Gasifiers are the newest technology for wood burning right now. I wanted to burn coal since it is so cheap around my area. so the gasifier was out. 

AHS, www.newhorizoncorp.com and H.S. Tarm all make one. Although the Tarm is more $$ than the others and won't handle large pices of wood. 

Atleast you have plenty of time to do some good research before you are going to buy since you are going to hold off a while. Good luck with whichever one you buy.


----------



## catmando (Dec 18, 2004)

Chief: The New York state report was well written. I think that most of the information is fairly trust worthy. Trouble with most manufacturers is that they give statistics based upon controlled tests. Which may or may not reflect the actual installed operation.
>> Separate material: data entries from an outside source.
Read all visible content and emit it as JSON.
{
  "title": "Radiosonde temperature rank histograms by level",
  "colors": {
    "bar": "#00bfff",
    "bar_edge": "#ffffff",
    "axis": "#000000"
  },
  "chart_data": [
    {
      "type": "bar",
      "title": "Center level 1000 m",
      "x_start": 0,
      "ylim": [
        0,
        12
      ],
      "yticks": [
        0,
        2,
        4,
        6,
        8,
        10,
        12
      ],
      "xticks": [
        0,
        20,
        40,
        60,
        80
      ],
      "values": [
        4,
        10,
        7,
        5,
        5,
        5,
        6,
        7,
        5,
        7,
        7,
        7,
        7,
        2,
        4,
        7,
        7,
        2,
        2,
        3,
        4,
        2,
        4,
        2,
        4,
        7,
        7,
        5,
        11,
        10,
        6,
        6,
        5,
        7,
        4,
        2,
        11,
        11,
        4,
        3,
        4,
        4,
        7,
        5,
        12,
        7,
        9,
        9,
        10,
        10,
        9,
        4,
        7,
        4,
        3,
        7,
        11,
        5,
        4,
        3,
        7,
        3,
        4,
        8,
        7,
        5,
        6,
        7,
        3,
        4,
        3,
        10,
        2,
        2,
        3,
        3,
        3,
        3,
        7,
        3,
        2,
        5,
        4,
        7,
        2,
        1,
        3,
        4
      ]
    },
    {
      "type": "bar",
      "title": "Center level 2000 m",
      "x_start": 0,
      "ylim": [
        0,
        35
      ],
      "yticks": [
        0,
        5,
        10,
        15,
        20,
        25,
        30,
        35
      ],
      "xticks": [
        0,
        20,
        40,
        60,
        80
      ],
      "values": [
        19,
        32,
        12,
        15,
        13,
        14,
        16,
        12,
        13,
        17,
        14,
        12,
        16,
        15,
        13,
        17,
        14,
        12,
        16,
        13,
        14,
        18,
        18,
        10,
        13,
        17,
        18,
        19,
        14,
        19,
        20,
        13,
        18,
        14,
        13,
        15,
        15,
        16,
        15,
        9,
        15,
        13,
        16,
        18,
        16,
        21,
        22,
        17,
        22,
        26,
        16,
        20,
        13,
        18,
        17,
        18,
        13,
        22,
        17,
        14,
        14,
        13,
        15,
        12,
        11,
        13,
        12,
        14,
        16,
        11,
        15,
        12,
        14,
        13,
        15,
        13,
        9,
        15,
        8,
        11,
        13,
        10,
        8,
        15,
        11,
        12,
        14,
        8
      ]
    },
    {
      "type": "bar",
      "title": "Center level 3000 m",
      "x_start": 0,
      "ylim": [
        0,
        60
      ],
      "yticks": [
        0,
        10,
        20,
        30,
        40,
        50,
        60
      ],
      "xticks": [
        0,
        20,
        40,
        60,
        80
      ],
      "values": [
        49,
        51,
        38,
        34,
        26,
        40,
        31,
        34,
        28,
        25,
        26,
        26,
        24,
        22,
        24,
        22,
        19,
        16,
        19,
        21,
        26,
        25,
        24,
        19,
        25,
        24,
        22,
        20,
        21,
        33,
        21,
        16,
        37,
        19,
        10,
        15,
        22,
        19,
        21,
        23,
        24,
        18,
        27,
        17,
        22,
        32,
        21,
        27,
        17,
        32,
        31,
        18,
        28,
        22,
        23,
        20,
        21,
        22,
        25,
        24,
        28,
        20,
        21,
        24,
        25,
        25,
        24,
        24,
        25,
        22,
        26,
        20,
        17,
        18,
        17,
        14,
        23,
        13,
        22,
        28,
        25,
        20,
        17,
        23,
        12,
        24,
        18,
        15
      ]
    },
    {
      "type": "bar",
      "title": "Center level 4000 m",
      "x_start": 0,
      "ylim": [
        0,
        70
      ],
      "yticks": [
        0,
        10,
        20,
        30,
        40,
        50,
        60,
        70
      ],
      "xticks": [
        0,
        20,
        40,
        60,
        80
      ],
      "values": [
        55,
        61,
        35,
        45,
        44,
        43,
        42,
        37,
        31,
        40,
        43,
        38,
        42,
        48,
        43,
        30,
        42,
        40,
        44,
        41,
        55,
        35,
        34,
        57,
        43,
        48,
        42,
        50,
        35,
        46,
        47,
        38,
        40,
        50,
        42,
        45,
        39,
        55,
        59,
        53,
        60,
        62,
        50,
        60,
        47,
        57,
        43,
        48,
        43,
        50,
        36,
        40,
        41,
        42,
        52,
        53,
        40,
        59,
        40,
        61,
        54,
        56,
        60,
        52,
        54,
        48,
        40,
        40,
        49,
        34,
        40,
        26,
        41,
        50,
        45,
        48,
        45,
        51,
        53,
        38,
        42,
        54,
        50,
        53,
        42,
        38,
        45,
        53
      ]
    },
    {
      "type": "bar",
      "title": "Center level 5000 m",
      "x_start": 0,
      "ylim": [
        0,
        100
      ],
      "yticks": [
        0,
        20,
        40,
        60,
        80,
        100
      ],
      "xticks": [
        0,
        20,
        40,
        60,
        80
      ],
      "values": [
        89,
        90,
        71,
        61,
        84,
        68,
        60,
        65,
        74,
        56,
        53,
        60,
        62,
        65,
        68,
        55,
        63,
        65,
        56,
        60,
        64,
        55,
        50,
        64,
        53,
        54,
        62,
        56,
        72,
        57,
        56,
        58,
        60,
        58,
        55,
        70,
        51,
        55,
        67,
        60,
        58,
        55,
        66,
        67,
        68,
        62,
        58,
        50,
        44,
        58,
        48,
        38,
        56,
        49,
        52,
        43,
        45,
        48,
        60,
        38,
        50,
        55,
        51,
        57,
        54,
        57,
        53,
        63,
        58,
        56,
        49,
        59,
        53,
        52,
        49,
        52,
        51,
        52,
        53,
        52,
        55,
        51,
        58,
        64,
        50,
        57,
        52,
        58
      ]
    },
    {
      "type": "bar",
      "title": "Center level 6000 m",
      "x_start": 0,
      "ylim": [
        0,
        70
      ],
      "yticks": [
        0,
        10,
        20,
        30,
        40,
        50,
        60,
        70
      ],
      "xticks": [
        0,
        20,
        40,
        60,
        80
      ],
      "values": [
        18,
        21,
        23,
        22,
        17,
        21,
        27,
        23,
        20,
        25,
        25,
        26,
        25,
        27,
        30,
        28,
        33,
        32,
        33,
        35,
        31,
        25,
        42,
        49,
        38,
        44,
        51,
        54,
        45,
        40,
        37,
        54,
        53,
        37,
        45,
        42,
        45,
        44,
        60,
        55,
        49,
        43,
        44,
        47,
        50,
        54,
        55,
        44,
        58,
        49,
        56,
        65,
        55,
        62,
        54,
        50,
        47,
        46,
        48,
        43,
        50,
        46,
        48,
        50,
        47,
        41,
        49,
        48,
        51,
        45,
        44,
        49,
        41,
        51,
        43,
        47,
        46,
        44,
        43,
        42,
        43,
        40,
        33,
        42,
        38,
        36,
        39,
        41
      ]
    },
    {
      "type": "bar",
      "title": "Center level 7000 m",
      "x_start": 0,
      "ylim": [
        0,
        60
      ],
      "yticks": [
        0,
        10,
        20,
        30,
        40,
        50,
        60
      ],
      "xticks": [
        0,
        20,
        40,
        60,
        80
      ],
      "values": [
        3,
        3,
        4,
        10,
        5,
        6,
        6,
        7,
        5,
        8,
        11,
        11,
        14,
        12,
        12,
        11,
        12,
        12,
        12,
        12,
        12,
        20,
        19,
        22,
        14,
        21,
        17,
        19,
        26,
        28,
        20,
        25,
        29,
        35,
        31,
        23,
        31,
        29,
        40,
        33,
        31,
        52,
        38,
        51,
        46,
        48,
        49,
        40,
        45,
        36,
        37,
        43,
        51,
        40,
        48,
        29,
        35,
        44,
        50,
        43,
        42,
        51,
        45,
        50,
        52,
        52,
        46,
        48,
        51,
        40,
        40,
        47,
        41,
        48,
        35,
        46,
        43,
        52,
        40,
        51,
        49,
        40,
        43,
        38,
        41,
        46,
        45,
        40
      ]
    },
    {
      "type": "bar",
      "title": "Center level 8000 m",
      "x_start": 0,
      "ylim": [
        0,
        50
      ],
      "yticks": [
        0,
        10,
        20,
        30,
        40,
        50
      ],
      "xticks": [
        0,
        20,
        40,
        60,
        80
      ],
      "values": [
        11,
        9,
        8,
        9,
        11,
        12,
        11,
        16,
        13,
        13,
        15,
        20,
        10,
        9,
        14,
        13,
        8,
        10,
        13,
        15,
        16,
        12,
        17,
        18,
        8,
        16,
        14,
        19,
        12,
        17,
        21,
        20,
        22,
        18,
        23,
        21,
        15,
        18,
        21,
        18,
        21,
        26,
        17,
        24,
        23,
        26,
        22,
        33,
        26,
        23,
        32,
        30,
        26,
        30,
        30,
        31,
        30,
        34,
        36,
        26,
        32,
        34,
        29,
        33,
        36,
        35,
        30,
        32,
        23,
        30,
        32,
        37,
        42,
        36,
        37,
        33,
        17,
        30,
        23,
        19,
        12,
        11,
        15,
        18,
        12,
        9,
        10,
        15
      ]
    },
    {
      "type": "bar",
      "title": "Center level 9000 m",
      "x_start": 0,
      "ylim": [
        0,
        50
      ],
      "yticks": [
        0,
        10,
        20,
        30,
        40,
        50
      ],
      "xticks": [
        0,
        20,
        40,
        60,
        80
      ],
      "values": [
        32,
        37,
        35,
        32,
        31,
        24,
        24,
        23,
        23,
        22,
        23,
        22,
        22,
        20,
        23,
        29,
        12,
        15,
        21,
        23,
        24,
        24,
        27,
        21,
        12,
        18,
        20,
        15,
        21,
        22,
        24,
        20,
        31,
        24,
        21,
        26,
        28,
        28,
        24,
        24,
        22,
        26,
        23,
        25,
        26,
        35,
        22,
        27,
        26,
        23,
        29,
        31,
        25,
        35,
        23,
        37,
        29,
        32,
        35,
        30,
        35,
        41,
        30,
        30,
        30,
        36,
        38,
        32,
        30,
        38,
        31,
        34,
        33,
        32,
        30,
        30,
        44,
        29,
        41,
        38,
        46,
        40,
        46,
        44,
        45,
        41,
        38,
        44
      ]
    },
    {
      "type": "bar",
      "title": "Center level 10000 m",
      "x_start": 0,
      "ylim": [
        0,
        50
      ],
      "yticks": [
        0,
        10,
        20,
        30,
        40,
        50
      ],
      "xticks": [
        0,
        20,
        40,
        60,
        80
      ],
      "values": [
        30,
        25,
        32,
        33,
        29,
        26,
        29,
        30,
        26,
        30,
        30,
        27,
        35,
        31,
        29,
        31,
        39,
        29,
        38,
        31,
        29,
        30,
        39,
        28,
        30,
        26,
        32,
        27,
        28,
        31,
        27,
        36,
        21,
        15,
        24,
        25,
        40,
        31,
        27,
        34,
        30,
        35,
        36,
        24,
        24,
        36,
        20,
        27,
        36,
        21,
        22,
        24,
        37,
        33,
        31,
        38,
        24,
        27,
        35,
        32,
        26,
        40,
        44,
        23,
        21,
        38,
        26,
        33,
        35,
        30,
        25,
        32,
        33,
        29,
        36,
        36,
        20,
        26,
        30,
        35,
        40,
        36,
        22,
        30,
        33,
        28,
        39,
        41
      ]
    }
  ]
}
I would bet that in a few years the OWB will feel the pressure of the bad publicity and start improving their products. I don't think that it would take much to put a catalyst in the exhaust gas stream and really improve the efficiency and emmisions.


----------



## Live Oak (Dec 22, 2003)

Hi Carl! Haven't seen you post in a few months. Great to see you back. I thought the report was well written too. It covered a lot of areas I had not initially thought of plus the list of link to manufacturers was helpful as well.


----------



## bennyhill (Feb 19, 2021)

Hello to all!!
It would be Awesome if y'all had some pictures of these boilers, and all the other names y'all have commented on..
poor man here so I have thought to put up a wood burning stove out side and run a copper coil in side of it to make hot water and heat my home.


----------



## pogobill (Jan 31, 2012)

There are links in the above posts that have pictures.
This one for instance.




__





Classic Outdoor Wood Furnace | Central Boiler


Central Boiler's Classic series of wood furnaces are easy to load and operate while maintaining durability, quality, performance, and maximum efficiency.




centralboiler.com





Or have a look at something like this.








heating water with a wood stove


Apart from simply popping a kettle or pan onto the top of your stove, how else can your woodstove heat water?




salamanderstoves.com





Why not put the wood stove in the house to heat the water? It will heat your home as well. Also could put a system of black pipe on the roof to give you solar heated water in the summer. That would cut back on burning wood in the house in the summer to heat the water, and running the air conditioner to keep the house cool!  

We used the idea you are talking about, years ago. Referred to as coil stoves. We used them to keep our drill water from freezing in the winter time when we were out in the bush developing mines. Used a coil stove which looked like a 55 gallon drum with a 6 or 8 inch skin of concrete on the inside to hold the heat, with a coil of pipe embedded in it. We just used a 100 pound propane bottle and a weed burner to provide the fire and a 1 inch heavy duty mining hose wrapped in insulation and poly to transport the water to the mine site, via a big old piston pump set up on the lake ice. Similar set up to this








Waterline Heater - Thermex Engineered Systems Inc







thermex-systems.com


----------



## marc_hanna (Apr 10, 2017)

I have both a combo wood/oil boiler and a sealed fire place. The boiler is in my garage with lines running into my house and the fireplace is inside the house.

The is not a high efficiency unit. Between the two I’m burning 10 cord. And yes, there is labour involved. The house is about 4,000 square feet and we get temps down to -25C in the winter. The garage is about 2,000 sqaure feet amd is kept just above freezing from the ‘bleed off’ heat. The sealed fore place produces great heat to heat the main and 2nd floors with very little wood, whereas the boiler serves mainly to heat the concrete slab below grade and uses about 3/4 of the wood. But my house is always toasty.


----------